Despite getting a little extra attention of late, the problem of ocean surcharges, fees, and GRIs is still overshadowed by the historically low ocean cargo rates in the industry right now. So while the current problems at Hanjin have further highlighted the issue and risks to shippers from low rates, it’s important not lose sight of the systemic challenges surcharges cause for shippers, forwarders, and carriers themselves.
Here’s two recent articles we’ve written on the topic.
Despite their importance, many shippers are not even aware of the surcharges they are paying. Instead, they trust the invoices are correct, or are simply too overwhelmed to do anything. To help, here’s a breakdown of the charges that appear on a typical ocean invoice, with the most common surcharges explained.
Base Rate: Shipping carriers establish their own rate of shipping, which varies among carriers and routes. The base rate is a calculation of the weight, size, and type of goods being shipped, as well as the distance. Carriers can adjust their base rates depending on their need for additional volume along certain routes.
Peak Season Surcharge: From the months of July to November, there is a sizeable increase in the transportation coming from the Far East (most of Asia) to the West. As a result, shipping companies often impose a Peak Season Surcharge on shipments from this region. Shipping companies can extend the period of the peak season if needed.
Carrier Security Charge: The International Ship and Port Facility Security Code (ISPS) is a detailed set of measures to enhance the security of ships and port facilities. If a carrier maintains vessels which are compliant to this code, they will apply a charge back to the customer. The charge is applied per container, on all shipments.
Origin Terminal Handling Charge: The origin terminal handling charge is the fee collected by shipping lines to cover the handling costs for the containers which will be processed through the terminals. The shipping line, in turn, pays the terminal operator. These charges vary by country, as the cost of handling at each port differs. When the delivery or pickup of goods will be at a container terminal, all parties must determine who will pay for all or part of the terminal charges.
Origin Doc Fee: This charge appears on the Bill of Lading if the Shipping Instruction (SI) is not transmitted to the carrier via electronic data interchange or on the carrier’s online portal. It also applies if the Shipping Instruction has been submitted but the booking is cancelled after the deadline.
Advance Manifest Surcharge: Shipping companies must provide certain destination customs authorities with shipment information according to the carrier in advance.
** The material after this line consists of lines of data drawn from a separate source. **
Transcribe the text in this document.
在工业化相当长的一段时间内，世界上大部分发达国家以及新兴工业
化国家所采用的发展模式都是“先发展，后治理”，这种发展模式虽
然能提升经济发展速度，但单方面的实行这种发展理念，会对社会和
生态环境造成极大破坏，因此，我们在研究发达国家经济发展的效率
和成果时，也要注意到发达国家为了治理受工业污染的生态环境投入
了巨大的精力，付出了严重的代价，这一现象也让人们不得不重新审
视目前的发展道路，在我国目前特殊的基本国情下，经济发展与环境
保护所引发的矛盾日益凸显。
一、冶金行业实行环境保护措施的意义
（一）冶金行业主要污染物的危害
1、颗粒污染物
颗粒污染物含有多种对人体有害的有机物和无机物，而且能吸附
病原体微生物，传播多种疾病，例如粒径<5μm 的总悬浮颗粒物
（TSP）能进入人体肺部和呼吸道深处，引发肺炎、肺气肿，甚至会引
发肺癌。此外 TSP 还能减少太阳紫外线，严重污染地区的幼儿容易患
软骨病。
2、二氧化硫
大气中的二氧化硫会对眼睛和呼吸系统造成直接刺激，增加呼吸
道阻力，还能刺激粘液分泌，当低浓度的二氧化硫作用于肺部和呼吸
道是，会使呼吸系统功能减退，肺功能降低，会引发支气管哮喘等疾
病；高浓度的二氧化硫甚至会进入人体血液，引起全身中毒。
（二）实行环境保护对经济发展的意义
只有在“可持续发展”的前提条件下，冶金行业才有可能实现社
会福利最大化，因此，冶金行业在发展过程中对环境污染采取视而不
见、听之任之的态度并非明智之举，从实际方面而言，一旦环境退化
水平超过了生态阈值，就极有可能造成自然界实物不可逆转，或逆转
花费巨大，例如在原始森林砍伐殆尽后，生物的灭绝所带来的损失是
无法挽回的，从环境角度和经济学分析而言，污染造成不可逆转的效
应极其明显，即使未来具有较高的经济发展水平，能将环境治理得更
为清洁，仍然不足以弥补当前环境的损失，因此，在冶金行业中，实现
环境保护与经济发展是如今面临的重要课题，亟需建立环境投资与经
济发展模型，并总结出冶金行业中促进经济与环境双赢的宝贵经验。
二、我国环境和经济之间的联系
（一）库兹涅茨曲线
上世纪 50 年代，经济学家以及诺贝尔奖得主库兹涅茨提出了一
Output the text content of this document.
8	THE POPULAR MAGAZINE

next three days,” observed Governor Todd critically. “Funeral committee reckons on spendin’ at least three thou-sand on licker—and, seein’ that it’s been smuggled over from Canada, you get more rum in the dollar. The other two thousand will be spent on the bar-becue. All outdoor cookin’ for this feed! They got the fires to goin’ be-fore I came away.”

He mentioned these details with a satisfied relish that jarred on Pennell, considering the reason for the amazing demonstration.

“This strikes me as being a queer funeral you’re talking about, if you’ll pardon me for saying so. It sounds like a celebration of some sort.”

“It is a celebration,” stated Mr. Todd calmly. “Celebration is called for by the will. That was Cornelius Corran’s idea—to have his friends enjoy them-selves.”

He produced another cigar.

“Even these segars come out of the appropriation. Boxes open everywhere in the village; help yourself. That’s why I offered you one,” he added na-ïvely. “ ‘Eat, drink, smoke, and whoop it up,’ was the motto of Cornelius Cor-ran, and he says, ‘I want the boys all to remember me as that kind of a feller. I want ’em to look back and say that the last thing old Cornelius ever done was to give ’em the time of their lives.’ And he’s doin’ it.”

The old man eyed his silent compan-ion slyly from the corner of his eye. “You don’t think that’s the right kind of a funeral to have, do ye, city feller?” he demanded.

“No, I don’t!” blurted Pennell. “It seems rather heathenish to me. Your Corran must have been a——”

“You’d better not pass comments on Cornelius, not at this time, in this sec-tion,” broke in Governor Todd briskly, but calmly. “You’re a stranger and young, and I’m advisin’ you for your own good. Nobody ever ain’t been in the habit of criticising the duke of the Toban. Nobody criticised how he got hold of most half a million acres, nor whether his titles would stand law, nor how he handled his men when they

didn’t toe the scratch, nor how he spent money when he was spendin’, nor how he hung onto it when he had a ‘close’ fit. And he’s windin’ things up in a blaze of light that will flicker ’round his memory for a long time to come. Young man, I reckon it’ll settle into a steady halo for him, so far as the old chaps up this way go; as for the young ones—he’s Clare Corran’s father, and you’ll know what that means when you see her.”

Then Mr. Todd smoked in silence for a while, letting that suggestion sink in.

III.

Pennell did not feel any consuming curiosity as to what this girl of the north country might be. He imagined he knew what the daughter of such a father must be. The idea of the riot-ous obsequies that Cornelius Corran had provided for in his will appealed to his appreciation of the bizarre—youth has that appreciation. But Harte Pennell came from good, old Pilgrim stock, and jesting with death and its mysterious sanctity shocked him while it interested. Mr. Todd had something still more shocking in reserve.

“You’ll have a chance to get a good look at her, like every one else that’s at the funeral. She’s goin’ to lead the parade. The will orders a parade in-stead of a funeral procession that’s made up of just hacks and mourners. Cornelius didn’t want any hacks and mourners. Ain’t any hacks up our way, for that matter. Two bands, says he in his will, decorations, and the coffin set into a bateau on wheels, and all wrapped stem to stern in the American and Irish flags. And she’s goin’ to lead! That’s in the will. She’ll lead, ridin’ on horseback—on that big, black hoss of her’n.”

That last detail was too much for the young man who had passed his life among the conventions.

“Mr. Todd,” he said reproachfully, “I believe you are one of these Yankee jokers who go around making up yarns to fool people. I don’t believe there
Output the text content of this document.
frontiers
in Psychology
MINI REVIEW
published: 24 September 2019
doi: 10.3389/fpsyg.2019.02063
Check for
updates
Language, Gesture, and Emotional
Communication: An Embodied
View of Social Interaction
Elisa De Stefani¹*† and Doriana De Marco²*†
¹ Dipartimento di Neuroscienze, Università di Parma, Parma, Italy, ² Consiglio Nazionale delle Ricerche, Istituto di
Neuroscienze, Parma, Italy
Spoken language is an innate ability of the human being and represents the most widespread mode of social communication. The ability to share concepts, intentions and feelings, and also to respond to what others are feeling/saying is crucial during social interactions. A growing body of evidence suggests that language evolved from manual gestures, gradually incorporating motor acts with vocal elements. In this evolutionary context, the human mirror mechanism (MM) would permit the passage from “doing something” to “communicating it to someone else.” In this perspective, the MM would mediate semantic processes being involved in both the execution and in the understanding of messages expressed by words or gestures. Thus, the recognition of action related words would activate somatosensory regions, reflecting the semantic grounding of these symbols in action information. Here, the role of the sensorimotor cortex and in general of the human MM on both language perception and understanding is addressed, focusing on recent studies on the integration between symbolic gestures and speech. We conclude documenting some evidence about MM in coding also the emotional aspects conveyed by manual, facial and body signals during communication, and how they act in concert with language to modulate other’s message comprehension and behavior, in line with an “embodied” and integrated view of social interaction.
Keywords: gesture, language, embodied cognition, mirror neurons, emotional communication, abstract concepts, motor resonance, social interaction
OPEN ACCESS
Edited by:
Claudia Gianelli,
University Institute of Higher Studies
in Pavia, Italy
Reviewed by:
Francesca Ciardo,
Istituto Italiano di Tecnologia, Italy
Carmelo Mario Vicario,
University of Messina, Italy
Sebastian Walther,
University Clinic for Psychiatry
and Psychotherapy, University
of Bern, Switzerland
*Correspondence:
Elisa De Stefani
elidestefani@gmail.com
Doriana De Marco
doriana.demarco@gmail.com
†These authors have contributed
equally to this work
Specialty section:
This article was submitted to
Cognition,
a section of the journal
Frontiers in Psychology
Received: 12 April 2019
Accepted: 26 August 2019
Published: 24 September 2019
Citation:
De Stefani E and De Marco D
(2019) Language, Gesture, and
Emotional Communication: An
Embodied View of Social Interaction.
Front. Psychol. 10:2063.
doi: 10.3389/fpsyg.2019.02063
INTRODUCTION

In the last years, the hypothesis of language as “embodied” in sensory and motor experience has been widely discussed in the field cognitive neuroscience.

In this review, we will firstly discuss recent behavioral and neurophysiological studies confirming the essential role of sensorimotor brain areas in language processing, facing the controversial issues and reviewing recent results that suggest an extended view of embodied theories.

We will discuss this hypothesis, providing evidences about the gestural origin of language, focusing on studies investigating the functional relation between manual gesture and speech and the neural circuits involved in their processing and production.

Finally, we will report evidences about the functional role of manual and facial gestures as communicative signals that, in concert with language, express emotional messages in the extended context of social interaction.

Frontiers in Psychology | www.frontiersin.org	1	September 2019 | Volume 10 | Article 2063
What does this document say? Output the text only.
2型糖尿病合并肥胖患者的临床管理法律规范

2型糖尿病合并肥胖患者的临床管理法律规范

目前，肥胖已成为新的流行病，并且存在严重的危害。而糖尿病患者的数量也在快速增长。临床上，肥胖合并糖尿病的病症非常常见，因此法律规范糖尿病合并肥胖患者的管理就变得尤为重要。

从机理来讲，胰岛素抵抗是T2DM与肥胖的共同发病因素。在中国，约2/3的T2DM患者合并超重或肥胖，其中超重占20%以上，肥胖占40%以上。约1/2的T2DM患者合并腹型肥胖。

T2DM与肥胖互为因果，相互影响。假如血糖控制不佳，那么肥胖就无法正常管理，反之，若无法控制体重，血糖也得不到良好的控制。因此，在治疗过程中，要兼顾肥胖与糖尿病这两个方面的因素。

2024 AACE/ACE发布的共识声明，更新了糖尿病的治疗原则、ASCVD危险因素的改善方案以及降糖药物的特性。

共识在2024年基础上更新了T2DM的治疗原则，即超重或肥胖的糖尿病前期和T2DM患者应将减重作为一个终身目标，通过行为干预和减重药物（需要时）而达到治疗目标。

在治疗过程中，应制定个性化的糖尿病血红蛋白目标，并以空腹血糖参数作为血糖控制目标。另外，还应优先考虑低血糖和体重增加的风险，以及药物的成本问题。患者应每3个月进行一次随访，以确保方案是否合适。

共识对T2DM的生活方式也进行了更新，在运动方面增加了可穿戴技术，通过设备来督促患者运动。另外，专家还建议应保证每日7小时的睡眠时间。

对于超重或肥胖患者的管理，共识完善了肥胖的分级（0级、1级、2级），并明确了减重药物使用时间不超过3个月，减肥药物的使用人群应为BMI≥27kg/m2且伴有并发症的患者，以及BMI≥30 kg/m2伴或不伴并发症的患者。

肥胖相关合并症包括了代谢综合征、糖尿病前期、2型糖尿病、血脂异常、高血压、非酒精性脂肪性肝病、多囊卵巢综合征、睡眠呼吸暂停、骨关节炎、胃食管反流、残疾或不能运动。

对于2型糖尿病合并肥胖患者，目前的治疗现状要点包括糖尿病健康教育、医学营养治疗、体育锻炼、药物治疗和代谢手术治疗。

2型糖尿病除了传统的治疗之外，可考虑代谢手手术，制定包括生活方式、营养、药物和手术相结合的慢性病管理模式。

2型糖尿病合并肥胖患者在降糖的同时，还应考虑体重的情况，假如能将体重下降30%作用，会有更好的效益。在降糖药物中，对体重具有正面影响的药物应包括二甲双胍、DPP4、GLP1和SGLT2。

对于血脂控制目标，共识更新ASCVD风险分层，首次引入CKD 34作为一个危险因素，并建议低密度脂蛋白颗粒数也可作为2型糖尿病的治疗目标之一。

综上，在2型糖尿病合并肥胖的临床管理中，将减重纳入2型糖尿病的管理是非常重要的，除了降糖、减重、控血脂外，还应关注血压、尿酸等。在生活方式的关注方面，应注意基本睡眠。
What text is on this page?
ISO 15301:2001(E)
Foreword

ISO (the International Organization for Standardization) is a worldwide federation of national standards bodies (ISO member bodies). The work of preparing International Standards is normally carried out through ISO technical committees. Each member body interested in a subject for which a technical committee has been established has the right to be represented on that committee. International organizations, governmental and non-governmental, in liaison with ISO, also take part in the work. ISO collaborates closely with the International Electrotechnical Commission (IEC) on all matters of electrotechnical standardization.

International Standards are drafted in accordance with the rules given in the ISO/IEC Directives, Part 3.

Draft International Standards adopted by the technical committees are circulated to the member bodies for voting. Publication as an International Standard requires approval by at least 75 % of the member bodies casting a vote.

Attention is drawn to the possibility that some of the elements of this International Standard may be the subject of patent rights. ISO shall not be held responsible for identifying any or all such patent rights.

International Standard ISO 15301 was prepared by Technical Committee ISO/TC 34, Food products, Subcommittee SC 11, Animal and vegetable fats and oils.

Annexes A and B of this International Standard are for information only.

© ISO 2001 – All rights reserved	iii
This cost is added to maintain compliance with the regulations. As more countries use these customs requirements, more shippers will incur this fee.
Chassis Charge: Since many ocean liners no longer provide chassis services for import and export containers, drayage companies must either own or rent the necessary transport equipment. The daily chassis rate varies by carrier, but are usually around $15-$25 per day. However, the longer a chassis is used on a container, the higher the daily charge will be.
Rate Restoration Initiative: As the ocean carrier industry has been adversely affected by economic downturns, rates fell on every major trade lane to the extent that every carrier was losing money. The rate restoration initiative is an increase in container freight rates so they reach a compensatory level. These increases vary by shipping line and destinations.
It will be a while, if ever, that ocean carriers stop adding surcharges. And unfortunately this top list is only a few out of the 1,200+ that carriers charge. Until the industry makes some significant changes, it’s more important than ever for shippers to look closely at their ocean freight invoices and understand exactly what they are paying for.